So you built a bot for your website, and customers love it. Later on, you discover that your support team is getting too many customer inquiries from Facebook, so you decide to add a bot to your Facebook page as well. The bot platform you are using supports Facebook, so all you need to do is enable Facebook integration, and instantly your web chatbot serves customers on your Facebook page.

Everyone is happy, and then your boss says that the support team is getting too many phone calls into our call center - the reason being that the IVR is not the best and cannot automate customer inquiries. Customers dislike this as it is too rigid and traps them in endless decision trees, definitely not great for customer experience.

So you decide to replace IVR with the chatbot. You might think this is a quick fix by simply adding Text to Speech and Speech to Text to your chatbot, and it would support a voice channel. But this is certainly not the case - voice is not text, and you cannot use the same bot for both voice and text-based bots.

Here are the top 5 reasons why you shouldn’t use the same bot design for text and voice bots

1. Audio-only limits the type of information you can deliver.

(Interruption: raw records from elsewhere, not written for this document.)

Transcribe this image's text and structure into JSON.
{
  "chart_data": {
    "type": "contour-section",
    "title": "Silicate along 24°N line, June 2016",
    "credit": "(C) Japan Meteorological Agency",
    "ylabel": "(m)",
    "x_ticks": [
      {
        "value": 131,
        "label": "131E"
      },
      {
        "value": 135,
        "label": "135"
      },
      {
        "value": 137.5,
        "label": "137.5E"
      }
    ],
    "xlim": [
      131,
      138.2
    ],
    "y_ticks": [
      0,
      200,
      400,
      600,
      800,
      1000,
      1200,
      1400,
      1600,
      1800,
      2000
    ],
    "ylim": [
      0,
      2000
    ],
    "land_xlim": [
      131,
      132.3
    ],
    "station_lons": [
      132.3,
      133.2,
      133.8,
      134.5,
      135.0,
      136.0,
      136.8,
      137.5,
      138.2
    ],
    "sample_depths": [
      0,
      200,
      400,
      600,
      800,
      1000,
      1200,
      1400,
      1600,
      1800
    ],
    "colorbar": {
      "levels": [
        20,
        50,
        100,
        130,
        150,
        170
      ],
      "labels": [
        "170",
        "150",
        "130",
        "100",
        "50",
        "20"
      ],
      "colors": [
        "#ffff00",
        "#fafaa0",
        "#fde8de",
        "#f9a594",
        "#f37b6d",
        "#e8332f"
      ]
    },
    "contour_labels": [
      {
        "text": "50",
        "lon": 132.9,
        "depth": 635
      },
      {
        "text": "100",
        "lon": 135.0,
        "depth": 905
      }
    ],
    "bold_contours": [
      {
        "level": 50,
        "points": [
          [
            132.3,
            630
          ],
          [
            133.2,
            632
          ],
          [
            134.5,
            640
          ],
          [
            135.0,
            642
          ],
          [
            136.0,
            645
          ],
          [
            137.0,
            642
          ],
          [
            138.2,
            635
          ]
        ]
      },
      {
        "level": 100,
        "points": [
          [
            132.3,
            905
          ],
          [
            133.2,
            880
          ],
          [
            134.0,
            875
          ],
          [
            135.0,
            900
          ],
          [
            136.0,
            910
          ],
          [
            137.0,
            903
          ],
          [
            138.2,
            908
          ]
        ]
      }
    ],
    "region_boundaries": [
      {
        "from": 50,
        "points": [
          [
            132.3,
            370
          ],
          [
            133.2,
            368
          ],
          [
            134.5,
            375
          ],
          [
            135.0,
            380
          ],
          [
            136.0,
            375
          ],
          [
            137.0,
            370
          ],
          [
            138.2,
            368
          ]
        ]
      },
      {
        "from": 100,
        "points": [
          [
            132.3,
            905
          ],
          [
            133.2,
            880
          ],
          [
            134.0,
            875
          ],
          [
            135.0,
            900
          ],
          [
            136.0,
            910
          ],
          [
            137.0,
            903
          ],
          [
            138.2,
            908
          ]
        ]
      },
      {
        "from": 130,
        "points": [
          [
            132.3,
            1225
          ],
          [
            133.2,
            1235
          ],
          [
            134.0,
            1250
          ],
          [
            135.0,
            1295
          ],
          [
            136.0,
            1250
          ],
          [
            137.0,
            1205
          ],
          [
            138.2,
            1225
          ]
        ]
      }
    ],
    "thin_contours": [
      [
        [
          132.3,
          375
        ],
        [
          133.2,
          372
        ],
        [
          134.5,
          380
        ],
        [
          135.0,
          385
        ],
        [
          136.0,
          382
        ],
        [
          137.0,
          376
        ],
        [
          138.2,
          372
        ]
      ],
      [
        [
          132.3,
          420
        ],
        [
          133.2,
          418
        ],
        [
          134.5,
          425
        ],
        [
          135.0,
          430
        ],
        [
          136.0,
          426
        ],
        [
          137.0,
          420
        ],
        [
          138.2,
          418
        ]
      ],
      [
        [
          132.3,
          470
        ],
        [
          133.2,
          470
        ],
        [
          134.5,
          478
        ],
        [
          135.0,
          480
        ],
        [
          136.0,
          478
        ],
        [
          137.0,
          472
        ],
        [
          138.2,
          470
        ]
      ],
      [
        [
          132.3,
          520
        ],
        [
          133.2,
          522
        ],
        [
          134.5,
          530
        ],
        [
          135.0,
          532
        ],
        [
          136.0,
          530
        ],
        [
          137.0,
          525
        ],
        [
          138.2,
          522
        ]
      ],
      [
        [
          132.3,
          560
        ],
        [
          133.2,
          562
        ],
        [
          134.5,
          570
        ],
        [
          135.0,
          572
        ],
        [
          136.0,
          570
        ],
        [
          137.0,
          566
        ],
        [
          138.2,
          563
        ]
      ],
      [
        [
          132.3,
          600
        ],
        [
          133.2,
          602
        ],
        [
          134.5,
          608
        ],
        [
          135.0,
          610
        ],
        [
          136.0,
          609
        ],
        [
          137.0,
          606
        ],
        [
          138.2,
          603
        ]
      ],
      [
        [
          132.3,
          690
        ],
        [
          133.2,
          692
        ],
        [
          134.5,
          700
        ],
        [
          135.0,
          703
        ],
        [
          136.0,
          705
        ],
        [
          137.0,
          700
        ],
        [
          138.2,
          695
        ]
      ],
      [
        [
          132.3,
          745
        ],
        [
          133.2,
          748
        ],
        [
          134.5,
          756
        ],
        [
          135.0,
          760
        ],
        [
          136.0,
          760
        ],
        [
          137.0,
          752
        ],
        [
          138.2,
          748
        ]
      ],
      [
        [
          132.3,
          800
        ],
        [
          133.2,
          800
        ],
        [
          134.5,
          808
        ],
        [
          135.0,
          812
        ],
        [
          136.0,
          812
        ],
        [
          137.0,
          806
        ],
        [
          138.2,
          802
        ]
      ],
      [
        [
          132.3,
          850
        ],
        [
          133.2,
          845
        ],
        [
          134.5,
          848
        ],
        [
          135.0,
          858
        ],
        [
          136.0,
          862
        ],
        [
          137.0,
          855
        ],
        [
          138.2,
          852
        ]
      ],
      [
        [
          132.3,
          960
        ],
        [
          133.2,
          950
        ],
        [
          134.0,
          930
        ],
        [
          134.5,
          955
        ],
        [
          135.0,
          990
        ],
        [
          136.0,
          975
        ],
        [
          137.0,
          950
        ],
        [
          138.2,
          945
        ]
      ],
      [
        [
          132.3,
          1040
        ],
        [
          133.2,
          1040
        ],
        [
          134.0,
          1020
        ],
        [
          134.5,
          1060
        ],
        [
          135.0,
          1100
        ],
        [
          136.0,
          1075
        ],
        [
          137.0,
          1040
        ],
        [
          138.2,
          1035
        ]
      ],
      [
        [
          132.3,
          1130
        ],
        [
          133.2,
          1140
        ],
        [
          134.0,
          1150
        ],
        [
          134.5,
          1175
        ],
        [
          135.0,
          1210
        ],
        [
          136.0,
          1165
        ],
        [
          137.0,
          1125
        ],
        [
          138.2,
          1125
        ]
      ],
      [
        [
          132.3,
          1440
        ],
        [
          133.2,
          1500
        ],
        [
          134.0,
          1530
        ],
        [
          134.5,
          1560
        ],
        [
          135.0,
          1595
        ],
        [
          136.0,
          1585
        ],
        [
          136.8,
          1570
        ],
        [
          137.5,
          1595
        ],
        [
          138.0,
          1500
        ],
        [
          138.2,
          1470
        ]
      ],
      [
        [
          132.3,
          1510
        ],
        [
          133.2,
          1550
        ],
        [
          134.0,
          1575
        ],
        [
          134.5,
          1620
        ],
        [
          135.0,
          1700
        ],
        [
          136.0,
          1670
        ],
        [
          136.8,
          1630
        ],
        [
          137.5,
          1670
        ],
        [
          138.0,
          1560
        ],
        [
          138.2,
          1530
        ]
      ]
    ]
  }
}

You cannot have links, images, long responses, and even emojis in your voice bot responses. You would have to remove rich media, optimize your voice channel responses, or redirect customers to other channels if you must use rich media to address customer inquiries.

2. People process text information and audio information differently.

With text, your main idea should come first. When we read, people tend to read the first sentence and skim after that. But during the voice conversation, the last sentence is usually is what you are going to remember. Make sure the critical point in the voice response is at the end and not the beginning.

3. Customers cannot check conversation history in the voice bot.

In many cases, your customers might be doing something else while talking with your voice bot and might not pay full attention to what the bot says. Your customers would not be able to scroll up and check what the bot has shared in previous messages the way they would do it on your website. With that in mind, your design needs to accommodate this. Also, be sure to consider the following:

  • summarizing what you talked about so far
  • re-prompts if the customer is silent
  • make sure to be able to repeat the last message if the customer asks

4. Speaking is not writing.

When people type messages, they can review and edit them before sending them. They can’t do the same on voice. Your customers will speak and pause and repeat and expand on the main topic, and your system would have to understand the intent. And it would be different from what they type in the chatbot. So you better add more training data and closely monitor and optimize your voice bot understanding after the launch.

5. Variations in verbal and vocal expression

No two customers are the same, and as a result, accents and different pronunciations require consideration. Ensure that you test your voice bot and tweak your STT model to recognize various accents. This problem does not exist in text-based bots.

To summarize, voice bots and chatbots are two different beasts, and you need to use different approaches when you design, train, and optimize them. You simply cannot use the same bot implementation in both channels.